Original post from Sept. 13: As Congress debates emergency Zika funding for the third time this year, new findings from a mysterious Utah case suggest that the virus may spread through contact with bodily fluids, a worrisome new possible route of transmission.
Until now, scientists have said that Zika is spread primarily through the bite of an infected mosquito. It can also be spread through sex as well as blood transfusions, and a pregnant woman can pass the virus to her fetus.
But information released Tuesday by federal and state health officials suggest that contact with bodily fluids, such as tears, discharge from infected eyes, saliva, vomit, urine or stool, could have been how a Utah man became infected after caring for his elderly father. The father died in June after contracting Zika from travel abroad. The father’s blood had a level of infectious virus 100,000 times as high as the average level reported in people infected with Zika, according to a report released Tuesday by the Centers for Disease Control and Prevention.
The son recovered fully.
Health officials are recommending that family contacts and close friends caring for Zika patients who are very sick avoid contact with the patient’s bodily fluids and use good hand hygiene, said Angela Dunn, deputy state epidemiologist in Utah. Health-care workers are urged to continue to apply standard precautions while caring for all patients, including those who might have Zika virus disease. Such measures include wearing gloves, masks and other personal protective equipment.
People may often be lulled into a false sense of security about the way Zika spreads, thinking it may just be through mosquitoes or sex.
Although local, state and federal officials cannot say definitively how the son became sick, the Utah case suggests that the way the virus was transmitted “doesn’t appear to be one of the modes we’ve seen before,” said Alexander Kallen, a CDC medical officer.
“It does raise the possibility that there was potential exposure to the blood and bodily fluids of the index patient, and that could have led to transmission of the second case,” Kallen said.
Earlier this summer, the Food and Drug Administration asked blood centers in two Florida counties to immediately stop collection because of possible local transmission of the Zika virus. The CDC has since issued travel advisories warning pregnant women from heading to Miami Beach and an area north of downtown Miami known as Wynwood where the virus is being spread locally by mosquitoes.

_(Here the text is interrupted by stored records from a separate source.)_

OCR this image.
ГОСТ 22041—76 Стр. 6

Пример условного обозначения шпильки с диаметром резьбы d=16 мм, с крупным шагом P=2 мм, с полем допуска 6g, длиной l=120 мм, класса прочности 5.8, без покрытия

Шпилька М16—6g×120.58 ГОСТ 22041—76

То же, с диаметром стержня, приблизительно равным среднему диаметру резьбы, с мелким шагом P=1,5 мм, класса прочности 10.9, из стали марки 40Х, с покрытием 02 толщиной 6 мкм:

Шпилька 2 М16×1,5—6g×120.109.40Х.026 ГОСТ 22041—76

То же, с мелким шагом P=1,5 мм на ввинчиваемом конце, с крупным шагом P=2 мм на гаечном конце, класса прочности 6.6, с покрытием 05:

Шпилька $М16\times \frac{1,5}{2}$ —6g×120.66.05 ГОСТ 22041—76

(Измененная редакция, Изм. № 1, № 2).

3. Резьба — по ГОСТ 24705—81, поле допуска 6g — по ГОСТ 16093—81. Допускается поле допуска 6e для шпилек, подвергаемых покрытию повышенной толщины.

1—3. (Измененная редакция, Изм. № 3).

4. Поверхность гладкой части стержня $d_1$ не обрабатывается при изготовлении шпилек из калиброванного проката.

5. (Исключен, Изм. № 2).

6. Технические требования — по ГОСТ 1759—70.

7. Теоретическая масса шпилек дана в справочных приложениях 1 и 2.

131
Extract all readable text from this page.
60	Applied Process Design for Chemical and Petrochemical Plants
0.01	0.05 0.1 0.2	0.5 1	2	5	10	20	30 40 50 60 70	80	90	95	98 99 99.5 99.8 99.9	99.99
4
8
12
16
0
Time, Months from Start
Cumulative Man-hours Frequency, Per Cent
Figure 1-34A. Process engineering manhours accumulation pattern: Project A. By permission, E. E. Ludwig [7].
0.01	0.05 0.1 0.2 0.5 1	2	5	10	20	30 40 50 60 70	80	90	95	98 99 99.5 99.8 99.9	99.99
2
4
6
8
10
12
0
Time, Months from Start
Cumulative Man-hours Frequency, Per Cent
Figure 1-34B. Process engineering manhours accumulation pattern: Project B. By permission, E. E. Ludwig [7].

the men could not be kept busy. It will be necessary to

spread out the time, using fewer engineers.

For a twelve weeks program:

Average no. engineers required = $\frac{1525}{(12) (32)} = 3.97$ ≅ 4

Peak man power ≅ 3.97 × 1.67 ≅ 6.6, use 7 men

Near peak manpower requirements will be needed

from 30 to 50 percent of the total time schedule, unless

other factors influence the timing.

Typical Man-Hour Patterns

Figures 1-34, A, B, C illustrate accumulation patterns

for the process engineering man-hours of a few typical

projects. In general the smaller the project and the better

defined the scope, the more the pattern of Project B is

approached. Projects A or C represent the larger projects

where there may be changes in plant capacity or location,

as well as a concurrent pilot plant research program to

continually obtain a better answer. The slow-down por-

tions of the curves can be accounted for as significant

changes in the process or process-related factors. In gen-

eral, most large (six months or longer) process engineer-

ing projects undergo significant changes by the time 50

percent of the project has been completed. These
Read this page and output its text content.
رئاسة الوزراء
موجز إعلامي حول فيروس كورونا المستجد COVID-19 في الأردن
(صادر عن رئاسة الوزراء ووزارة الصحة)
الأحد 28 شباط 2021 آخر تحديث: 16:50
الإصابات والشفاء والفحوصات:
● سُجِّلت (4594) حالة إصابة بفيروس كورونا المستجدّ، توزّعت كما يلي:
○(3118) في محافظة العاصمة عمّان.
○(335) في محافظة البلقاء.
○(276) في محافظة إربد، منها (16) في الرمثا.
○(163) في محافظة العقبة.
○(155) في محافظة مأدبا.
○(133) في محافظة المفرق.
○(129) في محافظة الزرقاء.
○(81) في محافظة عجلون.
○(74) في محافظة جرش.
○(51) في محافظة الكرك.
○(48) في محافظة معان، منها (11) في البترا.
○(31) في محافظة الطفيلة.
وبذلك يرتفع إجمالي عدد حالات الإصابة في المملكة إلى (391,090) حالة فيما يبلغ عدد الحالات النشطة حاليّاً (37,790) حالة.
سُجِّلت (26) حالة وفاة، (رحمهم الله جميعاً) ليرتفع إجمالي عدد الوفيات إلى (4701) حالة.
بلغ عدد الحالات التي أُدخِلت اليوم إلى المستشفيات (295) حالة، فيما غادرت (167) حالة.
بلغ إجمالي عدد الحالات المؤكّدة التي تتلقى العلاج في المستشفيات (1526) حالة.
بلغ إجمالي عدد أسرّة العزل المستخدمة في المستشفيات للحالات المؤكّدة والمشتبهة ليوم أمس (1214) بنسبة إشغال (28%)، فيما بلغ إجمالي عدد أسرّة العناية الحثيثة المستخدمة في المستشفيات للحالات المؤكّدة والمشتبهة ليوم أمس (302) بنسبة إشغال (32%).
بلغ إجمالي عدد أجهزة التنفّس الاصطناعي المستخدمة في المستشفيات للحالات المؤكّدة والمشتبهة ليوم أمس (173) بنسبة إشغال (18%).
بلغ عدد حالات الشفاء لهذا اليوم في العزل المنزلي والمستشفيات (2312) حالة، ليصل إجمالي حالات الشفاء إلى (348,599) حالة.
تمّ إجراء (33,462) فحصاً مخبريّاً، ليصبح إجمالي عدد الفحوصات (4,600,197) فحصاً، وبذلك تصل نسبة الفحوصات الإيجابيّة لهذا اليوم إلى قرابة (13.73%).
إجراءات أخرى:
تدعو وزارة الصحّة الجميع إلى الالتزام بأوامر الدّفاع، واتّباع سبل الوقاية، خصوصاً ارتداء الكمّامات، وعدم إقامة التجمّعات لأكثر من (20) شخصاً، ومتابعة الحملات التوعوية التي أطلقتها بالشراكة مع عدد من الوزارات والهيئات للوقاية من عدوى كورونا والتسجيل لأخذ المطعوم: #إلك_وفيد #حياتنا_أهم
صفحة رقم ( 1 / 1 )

As part of the investigation in Utah, health officials interviewed and tested 18 other family members, and none were positive for the virus. They also identified medical workers who cared for the elderly man and surveyed 238 households living within a 200-meter radius of the two homes in which the father lived before becoming hospitalized. Eighty-six medical workers and the community residents who agreed to provide blood or urine specimens were tested. No one else has tested positive. Nor have officials found any evidence of either mosquito species that transmit the virus, Dunn said.
Dunn said investigators don’t know which bodily fluid could be the culprit. Zika has been detected in blood, urine, semen, saliva and breast milk. It has also been found in genital-tract swabs and fluid inside the eye.
Most people who get Zika infections show no symptoms or have only mild illnesses. But in some cases when patients are very sick, “they often have a lot of diarrhea” and the virus could have spread through that exposure, Dunn said. The son reported hugging and kissing his father and helped hospital personnel hold him while he was being cleaned, the report said.
Although it’s perplexing that no one else developed an infection, officials say, it’s hard for a retrospective investigation to fully capture all aspects of the son’s exposure.
“We don’t know if there may have been some unrecognized contact with mucous membranes, or whether it was just bad luck that he came in contact with infected fluid,” Kallen said.
Because the father had such a high level of the virus in his body — one of the highest scientists have seen — it’s also likely that the virus showed up in more places in his body, increasing the risk of transmission.